After several months of training with the targeted pulses however, ‘our three participants were able to activate their previously paralysed muscles without electrical stimulation,’ said Courtine.

‘The result was completely unexpected,’ he added, in a video released with the publication of the research in the journal Nature Thursday.

‘They could even take a few steps overground without any support, hands-free. For me seeing this recovery was amazing.’

‘It was incredible to see all these patients moving their legs without electrical stimulation,’ said Jocelyne Bloch, a neurosurgeon at the University Hospital of Lausanne, who helped lead the study.

Sebastien Tobler being helped to walk (Picture: Getty)

In an independent evaluation, Chet Moritz, an associate professor at the University of Washington’s rehabilitation medicine department, praised the work.

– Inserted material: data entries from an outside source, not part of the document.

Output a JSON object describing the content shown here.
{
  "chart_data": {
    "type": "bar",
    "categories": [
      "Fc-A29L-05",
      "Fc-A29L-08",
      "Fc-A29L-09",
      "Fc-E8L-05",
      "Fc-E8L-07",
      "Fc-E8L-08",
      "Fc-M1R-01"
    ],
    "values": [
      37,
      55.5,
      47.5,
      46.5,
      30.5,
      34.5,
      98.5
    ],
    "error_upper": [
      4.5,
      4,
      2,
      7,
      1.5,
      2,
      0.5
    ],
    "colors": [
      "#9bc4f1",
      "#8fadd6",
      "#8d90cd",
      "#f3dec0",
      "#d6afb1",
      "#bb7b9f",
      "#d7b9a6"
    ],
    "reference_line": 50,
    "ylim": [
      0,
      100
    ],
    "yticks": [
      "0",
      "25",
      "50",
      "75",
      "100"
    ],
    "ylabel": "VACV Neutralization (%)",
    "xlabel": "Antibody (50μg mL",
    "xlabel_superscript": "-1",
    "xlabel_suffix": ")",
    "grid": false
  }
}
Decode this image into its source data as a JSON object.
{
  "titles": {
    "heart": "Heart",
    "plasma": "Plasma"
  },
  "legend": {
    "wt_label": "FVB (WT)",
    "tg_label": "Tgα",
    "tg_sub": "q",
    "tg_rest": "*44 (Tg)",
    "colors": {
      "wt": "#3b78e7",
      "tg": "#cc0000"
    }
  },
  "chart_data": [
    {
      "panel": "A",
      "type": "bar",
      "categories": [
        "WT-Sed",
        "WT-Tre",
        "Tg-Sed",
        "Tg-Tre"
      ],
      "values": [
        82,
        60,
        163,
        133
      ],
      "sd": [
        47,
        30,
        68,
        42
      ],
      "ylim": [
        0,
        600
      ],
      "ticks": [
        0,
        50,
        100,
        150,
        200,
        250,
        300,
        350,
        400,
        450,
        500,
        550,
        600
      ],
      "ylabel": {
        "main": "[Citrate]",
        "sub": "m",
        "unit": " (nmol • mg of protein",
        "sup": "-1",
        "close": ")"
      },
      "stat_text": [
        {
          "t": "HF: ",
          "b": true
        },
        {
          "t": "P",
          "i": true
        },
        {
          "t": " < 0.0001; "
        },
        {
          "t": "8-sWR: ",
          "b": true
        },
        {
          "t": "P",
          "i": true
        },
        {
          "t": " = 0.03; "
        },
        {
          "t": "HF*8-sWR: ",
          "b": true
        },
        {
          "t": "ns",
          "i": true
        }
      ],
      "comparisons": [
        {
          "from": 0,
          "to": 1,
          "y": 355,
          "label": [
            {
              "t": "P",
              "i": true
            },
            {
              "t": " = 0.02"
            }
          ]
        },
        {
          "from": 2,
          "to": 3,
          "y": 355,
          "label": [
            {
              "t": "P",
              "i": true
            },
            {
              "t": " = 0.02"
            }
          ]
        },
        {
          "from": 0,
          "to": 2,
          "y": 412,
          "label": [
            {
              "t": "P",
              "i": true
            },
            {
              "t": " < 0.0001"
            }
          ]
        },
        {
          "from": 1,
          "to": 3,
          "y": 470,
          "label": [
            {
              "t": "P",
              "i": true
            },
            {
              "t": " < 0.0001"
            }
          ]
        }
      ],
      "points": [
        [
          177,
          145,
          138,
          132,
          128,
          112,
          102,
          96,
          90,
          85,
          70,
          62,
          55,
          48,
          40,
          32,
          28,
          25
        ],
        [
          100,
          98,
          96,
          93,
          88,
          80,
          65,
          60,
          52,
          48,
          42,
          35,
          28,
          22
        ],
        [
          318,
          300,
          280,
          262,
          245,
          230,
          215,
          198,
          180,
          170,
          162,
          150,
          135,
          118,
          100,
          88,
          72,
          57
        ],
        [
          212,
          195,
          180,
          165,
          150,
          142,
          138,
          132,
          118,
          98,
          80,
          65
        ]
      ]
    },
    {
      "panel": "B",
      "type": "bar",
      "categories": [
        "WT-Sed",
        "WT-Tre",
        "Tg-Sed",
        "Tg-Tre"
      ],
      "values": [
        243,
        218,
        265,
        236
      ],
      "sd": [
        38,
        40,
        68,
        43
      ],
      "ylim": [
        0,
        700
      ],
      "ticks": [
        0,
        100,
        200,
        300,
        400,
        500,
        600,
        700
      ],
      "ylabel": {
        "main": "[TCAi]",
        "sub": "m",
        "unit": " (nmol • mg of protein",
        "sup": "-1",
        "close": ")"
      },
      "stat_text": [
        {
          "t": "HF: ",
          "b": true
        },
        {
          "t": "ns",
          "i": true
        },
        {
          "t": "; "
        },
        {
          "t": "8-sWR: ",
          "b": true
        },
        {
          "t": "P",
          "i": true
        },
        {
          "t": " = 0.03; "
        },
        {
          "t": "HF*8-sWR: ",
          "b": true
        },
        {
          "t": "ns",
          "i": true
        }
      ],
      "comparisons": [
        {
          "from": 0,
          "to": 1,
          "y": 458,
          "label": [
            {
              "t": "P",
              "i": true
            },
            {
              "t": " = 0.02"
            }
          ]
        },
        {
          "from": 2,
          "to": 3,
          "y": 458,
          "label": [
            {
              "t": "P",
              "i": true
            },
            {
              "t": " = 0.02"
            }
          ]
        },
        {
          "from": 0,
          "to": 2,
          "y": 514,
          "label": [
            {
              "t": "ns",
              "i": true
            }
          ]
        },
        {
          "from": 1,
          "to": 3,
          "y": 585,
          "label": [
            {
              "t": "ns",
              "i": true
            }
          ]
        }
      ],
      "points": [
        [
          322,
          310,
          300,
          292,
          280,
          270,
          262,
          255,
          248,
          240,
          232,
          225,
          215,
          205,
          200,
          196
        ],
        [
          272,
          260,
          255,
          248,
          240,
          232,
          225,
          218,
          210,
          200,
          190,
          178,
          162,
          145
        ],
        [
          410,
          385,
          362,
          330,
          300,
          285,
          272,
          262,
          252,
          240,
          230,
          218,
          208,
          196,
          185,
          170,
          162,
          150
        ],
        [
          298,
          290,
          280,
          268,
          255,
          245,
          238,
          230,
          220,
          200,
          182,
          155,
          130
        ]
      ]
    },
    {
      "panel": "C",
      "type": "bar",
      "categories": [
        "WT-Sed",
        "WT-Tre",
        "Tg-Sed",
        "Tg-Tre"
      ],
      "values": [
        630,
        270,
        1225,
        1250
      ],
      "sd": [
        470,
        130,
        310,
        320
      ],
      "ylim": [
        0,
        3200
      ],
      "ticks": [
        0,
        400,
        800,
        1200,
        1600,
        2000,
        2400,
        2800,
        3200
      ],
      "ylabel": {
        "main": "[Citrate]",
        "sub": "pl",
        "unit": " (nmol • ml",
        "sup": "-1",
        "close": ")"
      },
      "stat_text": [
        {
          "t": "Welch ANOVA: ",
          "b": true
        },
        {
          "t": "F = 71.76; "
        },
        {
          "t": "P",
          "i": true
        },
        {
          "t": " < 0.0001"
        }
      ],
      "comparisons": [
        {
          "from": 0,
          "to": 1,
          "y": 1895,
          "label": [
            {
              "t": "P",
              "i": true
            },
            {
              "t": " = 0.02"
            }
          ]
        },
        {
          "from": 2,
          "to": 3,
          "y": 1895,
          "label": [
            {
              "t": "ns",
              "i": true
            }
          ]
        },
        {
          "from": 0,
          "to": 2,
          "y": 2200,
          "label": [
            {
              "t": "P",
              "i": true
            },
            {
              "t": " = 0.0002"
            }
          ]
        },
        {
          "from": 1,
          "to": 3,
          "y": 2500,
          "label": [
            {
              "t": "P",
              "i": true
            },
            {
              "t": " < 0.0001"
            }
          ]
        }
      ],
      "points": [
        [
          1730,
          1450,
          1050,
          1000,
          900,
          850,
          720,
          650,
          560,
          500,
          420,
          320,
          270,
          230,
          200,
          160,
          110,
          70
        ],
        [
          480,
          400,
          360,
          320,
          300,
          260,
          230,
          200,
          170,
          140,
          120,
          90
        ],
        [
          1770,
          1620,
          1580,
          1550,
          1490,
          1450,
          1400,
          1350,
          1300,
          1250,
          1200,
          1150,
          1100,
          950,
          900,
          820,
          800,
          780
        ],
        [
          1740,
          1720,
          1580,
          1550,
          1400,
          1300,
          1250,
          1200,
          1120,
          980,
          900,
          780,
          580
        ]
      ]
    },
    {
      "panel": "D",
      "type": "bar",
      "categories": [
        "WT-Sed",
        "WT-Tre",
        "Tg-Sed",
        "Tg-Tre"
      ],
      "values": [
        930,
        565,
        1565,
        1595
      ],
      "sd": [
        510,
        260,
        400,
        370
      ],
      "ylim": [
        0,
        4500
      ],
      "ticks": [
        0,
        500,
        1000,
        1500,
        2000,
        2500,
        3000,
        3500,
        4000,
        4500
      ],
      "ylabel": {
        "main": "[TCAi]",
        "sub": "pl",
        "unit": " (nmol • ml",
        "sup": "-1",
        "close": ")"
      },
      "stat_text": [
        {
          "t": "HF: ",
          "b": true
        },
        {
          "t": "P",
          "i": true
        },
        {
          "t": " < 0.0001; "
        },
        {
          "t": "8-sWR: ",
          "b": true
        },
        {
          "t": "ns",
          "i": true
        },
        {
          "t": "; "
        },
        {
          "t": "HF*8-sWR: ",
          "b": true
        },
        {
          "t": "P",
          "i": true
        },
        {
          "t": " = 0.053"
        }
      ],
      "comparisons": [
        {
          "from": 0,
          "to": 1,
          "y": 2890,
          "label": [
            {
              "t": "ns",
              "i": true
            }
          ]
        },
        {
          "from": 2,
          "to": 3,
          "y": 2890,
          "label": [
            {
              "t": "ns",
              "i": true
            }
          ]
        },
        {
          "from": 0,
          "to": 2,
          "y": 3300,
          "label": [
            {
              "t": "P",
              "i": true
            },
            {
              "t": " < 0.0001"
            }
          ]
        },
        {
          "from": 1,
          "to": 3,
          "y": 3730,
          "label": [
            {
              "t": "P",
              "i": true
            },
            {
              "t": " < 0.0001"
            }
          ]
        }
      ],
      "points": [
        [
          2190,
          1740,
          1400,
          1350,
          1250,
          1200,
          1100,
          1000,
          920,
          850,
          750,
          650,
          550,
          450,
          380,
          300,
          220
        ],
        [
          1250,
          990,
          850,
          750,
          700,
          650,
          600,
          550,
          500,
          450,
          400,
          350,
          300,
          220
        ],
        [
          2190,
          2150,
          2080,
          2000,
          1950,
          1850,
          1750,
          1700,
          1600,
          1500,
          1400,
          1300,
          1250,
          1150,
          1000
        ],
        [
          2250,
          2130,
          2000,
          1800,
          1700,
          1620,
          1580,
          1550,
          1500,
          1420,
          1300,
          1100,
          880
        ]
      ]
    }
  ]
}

‘The field of spinal cord injury is poised to take a giant leap forward in the treatment of what was until very recently considered incurable paralysis,’ he wrote.

Courtine warned however that it remained ‘very important to calibrate expectations,’ pointing out that all three patients still rely mostly on their wheelchairs.

The study also focused only on patients who had retained some feeling in their lower body.

Going forward, Courtine said he hoped to see the technique combined with biological treatments involving nerve repair.

He and Bloch have founded a start-up that will refine the treatment and test it on people shortly after spinal cord injuries, when the technique is likely to be more successful.

‘There is still a lot of work to do to change the lives of these people,’ Courtine said.